For the most part Ibo and many other Syrian refugees MEE spoke to said they came by little problems from the local population, however they are wary of the Turkish police, who have harassed, intimidated, and thrown them out from the areas where they sleep and beg. A common practice among some of the refugees was to move around from street to street, hoping to avoid the police finding them in the same spot in a short space of time.

Fahid and her four children move around frequently, and live out of two bags of belongings held together with bungee cords, which she uses to rest her back on as she sits on the ground throughout the day. Fahid says she collects around 50 to 100 Turkish Lira (£14 to £28) every day. She’s saving small amounts from what she collects in the hope to rent an apartment for a month in the future, which she says will help her to find work.

“I went to apply for jobs as a house cleaner, but I have to bring my children with me, my husband is not here, so I must take the children,” Fahid said, tightening the thin shawl draped around her shoulders. “I think this is why no one will hire me, they see I am bringing my children and they think that will be a problem to hire me. If I bring them to apply for work, what am I supposed to do with them while I am working? If I had an apartment I could leave them at home to go find work, but right now I cannot leave them alone on the streets.”

Fahid’s husband still lives in Syria, and Fahid has never held a job before. Even her children help to collect money, standing on corners within eye-site holding out small packs of tissues to sell to passing tourists and locals, a now common site in the tourist city.

Mohammed al-Halib however, refuses to take handouts. At 25, Halib came to Istanbul in the hope to reach Europe, but has had little luck in doing so. For now, he is always on the move, never sleeping in the same place twice, as he and a few friends try to figure out how to make a life out of nothing.

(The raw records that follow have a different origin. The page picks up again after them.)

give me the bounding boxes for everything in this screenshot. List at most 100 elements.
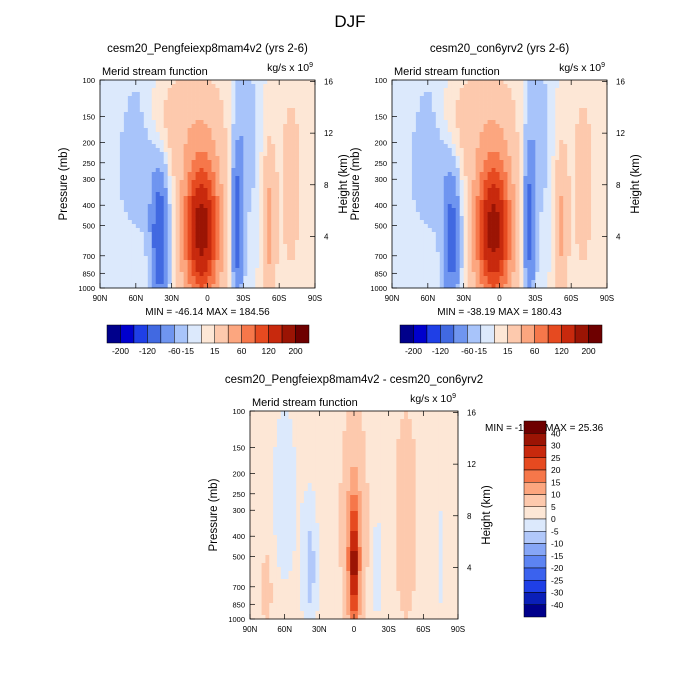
heatmap-cell xyxy=(267,228,272,233)
heatmap-cell xyxy=(587,104,592,109)
heatmap-cell xyxy=(487,164,492,169)
heatmap-cell xyxy=(107,224,113,229)
heatmap-cell xyxy=(455,80,461,85)
heatmap-cell xyxy=(491,148,496,153)
heatmap-cell xyxy=(127,280,133,285)
heatmap-cell xyxy=(427,144,433,149)
heatmap-cell xyxy=(100,176,105,181)
heatmap-cell xyxy=(427,168,433,173)
heatmap-cell xyxy=(155,160,161,165)
heatmap-cell xyxy=(175,232,180,237)
heatmap-cell xyxy=(543,168,548,173)
heatmap-cell xyxy=(279,268,284,273)
heatmap-cell xyxy=(535,88,540,93)
heatmap-cell xyxy=(151,236,157,241)
heatmap-cell xyxy=(183,84,188,89)
heatmap-cell xyxy=(567,168,572,173)
heatmap-cell xyxy=(207,104,212,109)
heatmap-cell xyxy=(303,260,308,265)
heatmap-cell xyxy=(503,188,508,193)
heatmap-cell xyxy=(463,160,468,165)
heatmap-cell xyxy=(523,176,528,181)
heatmap-cell xyxy=(579,80,584,85)
heatmap-cell xyxy=(179,152,184,157)
heatmap-cell xyxy=(491,172,496,177)
heatmap-cell xyxy=(443,112,449,117)
heatmap-cell xyxy=(551,104,556,109)
heatmap-cell xyxy=(483,124,488,129)
heatmap-cell xyxy=(279,176,284,181)
heatmap-cell xyxy=(487,108,492,113)
heatmap-cell xyxy=(135,152,141,157)
heatmap-cell xyxy=(155,192,161,197)
heatmap-cell xyxy=(471,160,476,165)
heatmap-cell xyxy=(459,160,465,165)
heatmap-cell xyxy=(223,284,228,289)
heatmap-cell xyxy=(167,196,173,201)
heatmap-cell xyxy=(255,132,260,137)
heatmap-cell xyxy=(215,236,220,241)
heatmap-cell xyxy=(539,152,544,157)
heatmap-cell xyxy=(103,96,109,101)
heatmap-cell xyxy=(135,204,141,209)
heatmap-cell xyxy=(143,176,149,181)
heatmap-cell xyxy=(187,152,192,157)
heatmap-cell xyxy=(219,276,224,281)
heatmap-cell xyxy=(103,140,109,145)
heatmap-cell xyxy=(227,164,232,169)
heatmap-cell xyxy=(495,200,500,205)
heatmap-cell xyxy=(539,204,544,209)
heatmap-cell xyxy=(295,88,300,93)
heatmap-cell xyxy=(243,104,248,109)
heatmap-cell xyxy=(299,264,304,269)
heatmap-cell xyxy=(235,240,240,245)
heatmap-cell xyxy=(143,260,149,265)
heatmap-cell xyxy=(287,220,292,225)
heatmap-cell xyxy=(475,92,480,97)
heatmap-cell xyxy=(591,108,596,113)
heatmap-cell xyxy=(123,148,129,153)
heatmap-cell xyxy=(111,168,117,173)
heatmap-cell xyxy=(223,88,228,93)
heatmap-cell xyxy=(100,168,105,173)
heatmap-cell xyxy=(275,208,280,213)
heatmap-cell xyxy=(139,164,145,169)
heatmap-cell xyxy=(563,220,568,225)
heatmap-cell xyxy=(119,172,125,177)
heatmap-cell xyxy=(259,180,264,185)
heatmap-cell xyxy=(167,276,173,281)
heatmap-cell xyxy=(487,88,492,93)
heatmap-cell xyxy=(511,100,516,105)
heatmap-cell xyxy=(399,172,405,177)
heatmap-cell xyxy=(571,116,576,121)
heatmap-cell xyxy=(599,104,604,109)
heatmap-cell xyxy=(395,100,401,105)
heatmap-cell xyxy=(475,108,480,113)
heatmap-cell xyxy=(151,228,157,233)
heatmap-cell xyxy=(303,92,308,97)
heatmap-cell xyxy=(392,228,397,233)
heatmap-cell xyxy=(527,192,532,197)
heatmap-cell xyxy=(583,136,588,141)
heatmap-cell xyxy=(135,136,141,141)
heatmap-cell xyxy=(175,148,180,153)
heatmap-cell xyxy=(303,156,308,161)
heatmap-cell xyxy=(471,220,476,225)
heatmap-cell xyxy=(227,276,232,281)
heatmap-cell xyxy=(487,116,492,121)
heatmap-cell xyxy=(107,120,113,125)
heatmap-cell xyxy=(439,224,445,229)
heatmap-cell xyxy=(103,116,109,121)
heatmap-cell xyxy=(279,236,284,241)
heatmap-cell xyxy=(571,144,576,149)
heatmap-cell xyxy=(267,112,272,117)
heatmap-cell xyxy=(575,208,580,213)
heatmap-cell xyxy=(283,152,288,157)
heatmap-cell xyxy=(119,228,125,233)
heatmap-cell xyxy=(455,184,461,189)
heatmap-cell xyxy=(275,80,280,85)
heatmap-cell xyxy=(455,200,461,205)
heatmap-cell xyxy=(303,104,308,109)
heatmap-cell xyxy=(111,128,117,133)
heatmap-cell xyxy=(271,196,276,201)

“There was no way I was going to live in the [refugee] camps. To do what? To stand in a line so long it begins to twist and fold in on itself so that there is room for all the people to stand in their line, just to get some small bit of rice,” Halib said. “No, I do not hold my hand out here, I am not looking for charity. I have two college degrees, I can work, I have skills.”

However, like Halib, having a degree or vocational skills, has not guaranteed work for many Syrian refugees in Istanbul. Although the refugees come to Istanbul hoping to rebuild a life that has been all but virtually destroyed over the past three years, what they have found is that their struggle has only continued, that work is non-existent, and that begging for money on the streets has become one of the only viable sources of income.

As new refugees continue to hit the streets of the city, and with the end of the war in Syria nowhere in sight, the little money made from begging may soon dissipate further. The near future holds little comfort for Fahid, and the many like her on the streets of Istanbul, and with autumn in full swing, and winter closing in, work and a place of shelter is needed more than ever.

“We don’t want anything from anyone,” Fahid told MEE, looking around at her children gathered a few meters away, as though making sure they were just out of earshot. “We just want work so we can sleep because I don’t want to go and sell myself here so I can eat. We left Syria because we didn’t want to be killed, that’s why we came here, but now I wish we had died in Syria so we didn’t come here. It’s better for us, so we could have had our dignity.”